By Lisa Fabrizio on 3.4.09 @ 6:06AM

Despite the temporary elation delivered by a Rush Limbaugh pep talk at CPAC, conservative morale is at an all-time low. Painfully aware of the hold that Obamania has over the media and therefore the nation, those on the right who are forced to align with the GOP are feeling the winter blues more keenly than at any time in our history. Under assault on all fronts -- socially, economically and politically -- and taking the usual friendly fire from our Senate moderates, there seems little cause for hope.

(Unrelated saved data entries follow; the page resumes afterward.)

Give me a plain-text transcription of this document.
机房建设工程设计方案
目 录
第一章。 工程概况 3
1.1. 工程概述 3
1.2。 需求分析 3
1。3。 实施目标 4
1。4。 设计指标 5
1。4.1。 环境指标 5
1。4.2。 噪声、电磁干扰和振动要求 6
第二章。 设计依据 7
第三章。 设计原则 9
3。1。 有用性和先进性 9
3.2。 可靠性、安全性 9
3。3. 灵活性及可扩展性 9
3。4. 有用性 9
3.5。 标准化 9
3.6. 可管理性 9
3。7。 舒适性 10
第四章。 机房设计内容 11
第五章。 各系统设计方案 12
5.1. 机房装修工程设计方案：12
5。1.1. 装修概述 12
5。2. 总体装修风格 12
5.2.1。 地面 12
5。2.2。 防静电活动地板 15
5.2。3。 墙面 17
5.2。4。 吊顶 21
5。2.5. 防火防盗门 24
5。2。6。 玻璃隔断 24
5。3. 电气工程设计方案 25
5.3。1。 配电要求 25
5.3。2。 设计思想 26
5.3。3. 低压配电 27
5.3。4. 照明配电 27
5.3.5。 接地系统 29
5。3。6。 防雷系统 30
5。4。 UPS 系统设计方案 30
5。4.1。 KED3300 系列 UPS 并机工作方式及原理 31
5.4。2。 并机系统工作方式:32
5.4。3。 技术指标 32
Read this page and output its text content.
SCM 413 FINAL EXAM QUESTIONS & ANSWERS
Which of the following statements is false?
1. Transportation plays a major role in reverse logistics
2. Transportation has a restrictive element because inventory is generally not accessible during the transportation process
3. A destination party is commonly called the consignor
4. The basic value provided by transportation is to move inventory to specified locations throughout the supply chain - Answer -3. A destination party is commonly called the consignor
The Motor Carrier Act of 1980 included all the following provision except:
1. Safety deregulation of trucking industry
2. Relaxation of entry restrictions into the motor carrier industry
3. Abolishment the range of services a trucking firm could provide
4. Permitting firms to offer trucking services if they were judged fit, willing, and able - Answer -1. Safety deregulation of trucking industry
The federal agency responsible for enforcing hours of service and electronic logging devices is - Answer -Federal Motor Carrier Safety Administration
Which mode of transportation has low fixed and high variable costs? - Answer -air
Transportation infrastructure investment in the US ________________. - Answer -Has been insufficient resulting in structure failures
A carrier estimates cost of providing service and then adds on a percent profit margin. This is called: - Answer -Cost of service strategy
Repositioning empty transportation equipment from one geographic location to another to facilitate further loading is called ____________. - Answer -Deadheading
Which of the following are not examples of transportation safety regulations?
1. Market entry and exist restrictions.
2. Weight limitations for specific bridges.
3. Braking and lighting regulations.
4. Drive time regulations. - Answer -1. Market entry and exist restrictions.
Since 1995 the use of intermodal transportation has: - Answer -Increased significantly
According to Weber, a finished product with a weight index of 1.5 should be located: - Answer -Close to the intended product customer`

But, as in all tribulation, there is always a silver lining. And like George Washington in the winter of 1776, we've got to take advantage of conditions and launch an attack out of our perceived weakness. With this prolonged and snowy winter, we've already got the global-warmists on the run and more importantly, with the stock market plunging every time anyone in the Administration approaches a podium, people are starting to feel the effects of the recession like never before.

The one positive aspect of the 2008 elections is that now that we're out of power, we can go on offense instead of dealing from a cowering, defensive position The time is past when we must summon our policy wonks, or even Rush, to define and defend our views. The very definition of conservativism is, in a way, a backward-looking concept and the only way to sell our message to an America that desires "change" is to force the left's true agenda out into the open; and then at election time, to contrast theirs with our own.

The key to solving our dilemma is to put liberals in defense of their grand plan. We can cry "socialism" all we want, but if its tenets are unknown to the American people, we are merely spitting into a howling wind of propaganda. If you've ever engaged in a discussion with a product of the liberal brainwashing machine, you know what I mean. It is useless to use simple facts to refute their programmed views; because these are never based on actuality, but on emotion.

And emotion is an ultra-powerful tool when it comes to politics, and it has always been so. This was well demonstrated by William Shakespeare in his tale of the fickleness of the Roman people in the wake of Julius Caesar's assassination. Recalling how the use of rhetoric swayed the mob and then applying it to modern America, it makes one want to cry out with Mark Antony, "O judgment! Thou art fled to brutish beasts, And men have lost their reason!"

So instead of coming to praise conservatism, let us instead bury socialism. Let's start asking questions; tough, specific questions. Questions that, if asked calmly and often enough, will force Democrats to explain themselves; a perilous risk in defense of an ideology that must constantly be masked with rhetoric and utopian platitudes like "hope" and "change."

Are Democratic solutions to black poverty working? Why have countless other minorities come to this country and flourished -- sometimes in less than a generation -- when many American-born blacks wallow in liberal-fed despair? Hillary Clinton and Joe Biden can make all the jokes they want about Indians owning gas stations and donut shops, but the fact remains that other peoples of color have managed to work hard and make the American dream their own. Why?

How can jobs possibly be "created" if the government taxes and regulates businesses out of business. This can be especially effective when countering ludicrous claims that Republican measures are responsible for jobs going overseas. Try this: Can the spate of companies going offshore possibly be the result of onerous taxes, outrageous union demands and/or choking governmental regulation?

Name one country that has a nationalized healthcare system that provides more speedy or cutting-edge care than ours? And, as to the reason why our system needs "fixing," what can possibly be the reason? Might the insidious demands of the trial-lawyer lobby have something to do with rising costs?

Why have Japanese scientists, those in the backyard of Kyoto, published a report debunking man-mad global warming, calling it an "unprovable hypothesis" and the equivalent of "ancient astrology"? And, do the plans to wreck our economy with wild "cap-and-trade" policies rest on real science, or merely on scientific consensus? Define the difference between the two, please.

If unions are good for business, why are the industries most connected to them failures? Could their infiltration at the municipal level account for bankrupted local governments? Is their nearly total control of our dreadful education system responsible for that continuing debacle? Might their shrinking membership in the private sector be a warning bell? Should the national hatred for workplace greed apply to them?

We must force these and many more questions to be raised every morning at American kitchen tables. We can be fairly sure that our media will never put forth any of the above of their own volition, but that doesn't mean that we lack venues for their address. As liberals are fond of pointing out, we own talk radio and a great deal of the Internet; and we do have some great advocates in Congress.

Most of all, let's make this a disciplined effort, meaning that whatever the provocation, we stay on offense at all times. As General Washington said, "Discipline is the soul of an army. It makes small numbers formidable; procures success to the weak, and esteem to all."